Problemi dall’integrazione verticale

Vi è poi un secondo aspetto, che riguarda la natura verticalmente integrata di Fsi. Il gruppo ha in pancia società che erogano servizi (Trenitalia per i trasporti su ferro e Busitalia per quelli su gomma) e Rfi, che gestisce l’infrastruttura ferroviaria. Le direttive europee, la normativa nazionale e la regolazione di settore impongono che la rete operi in regime di separazione, per garantire neutralità e non determinare vantaggi indebiti a favore delle altre società. Nel passato, l’Antitrust ha più volte ipotizzato (e in alcuni casi accertato, per esempio contro Italo e contro Arenaways) abusi di posizione dominante legati proprio all’integrazione verticale. L’ultimo caso, ancora in corso, risale a pochi mesi fa.
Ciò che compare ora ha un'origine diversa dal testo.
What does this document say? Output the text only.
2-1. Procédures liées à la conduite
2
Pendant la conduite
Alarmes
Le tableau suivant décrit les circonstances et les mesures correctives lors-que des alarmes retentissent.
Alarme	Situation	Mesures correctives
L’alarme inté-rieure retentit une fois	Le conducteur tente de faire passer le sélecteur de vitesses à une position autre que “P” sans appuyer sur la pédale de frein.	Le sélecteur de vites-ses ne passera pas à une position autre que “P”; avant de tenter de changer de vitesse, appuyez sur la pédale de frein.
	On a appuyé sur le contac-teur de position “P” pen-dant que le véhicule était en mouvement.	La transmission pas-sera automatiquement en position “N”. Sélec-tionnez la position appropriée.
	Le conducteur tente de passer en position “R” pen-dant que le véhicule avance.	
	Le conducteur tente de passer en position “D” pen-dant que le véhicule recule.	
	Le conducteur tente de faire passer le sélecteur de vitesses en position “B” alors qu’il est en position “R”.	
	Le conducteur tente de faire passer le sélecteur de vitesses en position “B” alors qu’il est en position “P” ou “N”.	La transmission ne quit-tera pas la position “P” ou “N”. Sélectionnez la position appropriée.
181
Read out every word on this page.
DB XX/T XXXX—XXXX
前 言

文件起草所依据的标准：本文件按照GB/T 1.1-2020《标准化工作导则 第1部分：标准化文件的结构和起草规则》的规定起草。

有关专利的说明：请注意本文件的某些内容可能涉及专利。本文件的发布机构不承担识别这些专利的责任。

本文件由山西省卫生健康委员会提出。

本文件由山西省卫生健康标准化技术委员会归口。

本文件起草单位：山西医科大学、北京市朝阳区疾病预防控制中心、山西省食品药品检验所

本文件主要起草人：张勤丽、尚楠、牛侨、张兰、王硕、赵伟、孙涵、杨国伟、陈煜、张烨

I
In relazione alla fusione con Alitalia, il sospetto di possibili abusi nasce da alcune dichiarazioni dell’amministratore delegato di Fsi, Gianfranco Battisti. In una audizione presso la Commissione lavori pubblici del Senato, ha dichiarato: “Eviteremmo le sovrapposizioni che per Alitalia incidono tantissimo (…). Portare l’alta velocità dentro Fiumicino o dentro Malpensa e collegare l’asse trasversale del paese fino a Venezia, Milano, Brescia, Verona, Vicenza sarebbe fantastico e come pure Malpensa fino a Roma”. Il punto qui è semplice: l’eventuale fusione con Alitalia dovrebbe interessare la società di servizi, cioè Trenitalia. Tuttavia, in una sede istituzionale, il numero uno della capogruppo ha subordinato un investimento infrastrutturale (il collegamento in Av dei principali scali aeroportuali) a scelte commerciali della controllata, da cui la rete dovrebbe essere e rimanere rigorosamente separata. In pratica, quella ipotizzata è una patente violazione delle norme dell’unbundling o di una separazione di fatto e un attacco alla ragione stessa della separazione societaria. Oltretutto, eventuali regimi speciali per la cassa integrazione o il pensionamento anticipato che riguardano uno degli attori su questo mercato, rischiano di distorcere ulteriormente la concorrenza, abbassando i costi del personale solo per un operatore.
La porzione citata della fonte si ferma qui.